There are 3 people in your marriage. Princess Diana you are not.

Stop capitulating when he turns it back on you. You are a strong independent woman, right ?

Tell him his behaviour is relationship-ending stuff but of course you have to mean it if you say it

I would never tolerate my H disrespecting me like this. We are a united team or we are kaput.

BoxingHelena · 08/12/2016 13:02

gosh... I worry for OP what he will be like further down her pregnancy or with a small baby tired and hormonal
he sounds so manipulative at a time he should be totally focussing on you/baby

Leanback · 08/12/2016 13:11

He's manipulating both of you op.
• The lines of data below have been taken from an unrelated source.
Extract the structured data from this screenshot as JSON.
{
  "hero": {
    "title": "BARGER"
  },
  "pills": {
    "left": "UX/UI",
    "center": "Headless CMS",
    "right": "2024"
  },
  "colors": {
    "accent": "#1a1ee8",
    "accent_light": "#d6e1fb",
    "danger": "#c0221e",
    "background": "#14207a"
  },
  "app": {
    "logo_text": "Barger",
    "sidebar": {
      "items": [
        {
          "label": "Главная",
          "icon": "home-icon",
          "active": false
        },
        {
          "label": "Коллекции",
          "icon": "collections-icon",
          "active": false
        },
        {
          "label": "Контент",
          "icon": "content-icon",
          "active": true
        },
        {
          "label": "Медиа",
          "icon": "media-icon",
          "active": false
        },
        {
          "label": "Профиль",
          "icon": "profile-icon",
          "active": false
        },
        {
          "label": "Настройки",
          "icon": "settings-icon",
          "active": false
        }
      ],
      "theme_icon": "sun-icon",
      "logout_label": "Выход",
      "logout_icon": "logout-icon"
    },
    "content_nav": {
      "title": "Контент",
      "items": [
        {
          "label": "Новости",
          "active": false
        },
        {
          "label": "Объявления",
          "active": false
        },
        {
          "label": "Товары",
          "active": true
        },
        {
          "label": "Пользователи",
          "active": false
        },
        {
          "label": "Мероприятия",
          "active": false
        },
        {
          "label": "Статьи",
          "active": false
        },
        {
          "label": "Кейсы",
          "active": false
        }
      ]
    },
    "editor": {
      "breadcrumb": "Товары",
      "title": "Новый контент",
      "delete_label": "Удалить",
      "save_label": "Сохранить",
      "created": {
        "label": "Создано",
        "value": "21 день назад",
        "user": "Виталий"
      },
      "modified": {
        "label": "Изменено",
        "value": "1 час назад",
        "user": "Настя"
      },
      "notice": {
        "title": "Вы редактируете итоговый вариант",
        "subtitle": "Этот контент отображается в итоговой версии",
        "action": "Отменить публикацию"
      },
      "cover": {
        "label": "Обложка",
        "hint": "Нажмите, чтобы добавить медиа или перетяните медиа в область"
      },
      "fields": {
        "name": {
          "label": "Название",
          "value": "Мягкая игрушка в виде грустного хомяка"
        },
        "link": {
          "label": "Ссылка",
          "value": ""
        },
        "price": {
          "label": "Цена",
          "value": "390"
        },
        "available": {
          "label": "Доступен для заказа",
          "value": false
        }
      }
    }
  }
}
Calling you crazy etc. is a result of him covering his tracks. He's turning it back on you so you feel you have the issue. Honestly he sounds like boarding on emotionally abusive. Get out now, you don't deserve to be with someone who regularly belittles you and your achievements.

THirdEeye · 08/12/2016 13:32

How very dare he slag you off to her and then play down what he has done. He does not get to decide if you separate or not...he is not your boss. He is playing you and is manipulating you both to get an ego boost.

This would be it for me, regardless of wether l was pregnant or not.

If you stay, you are therefore condoning his behaviour if you leave it sends a clear message that you won't put up with any form of gas lighting/manipulation.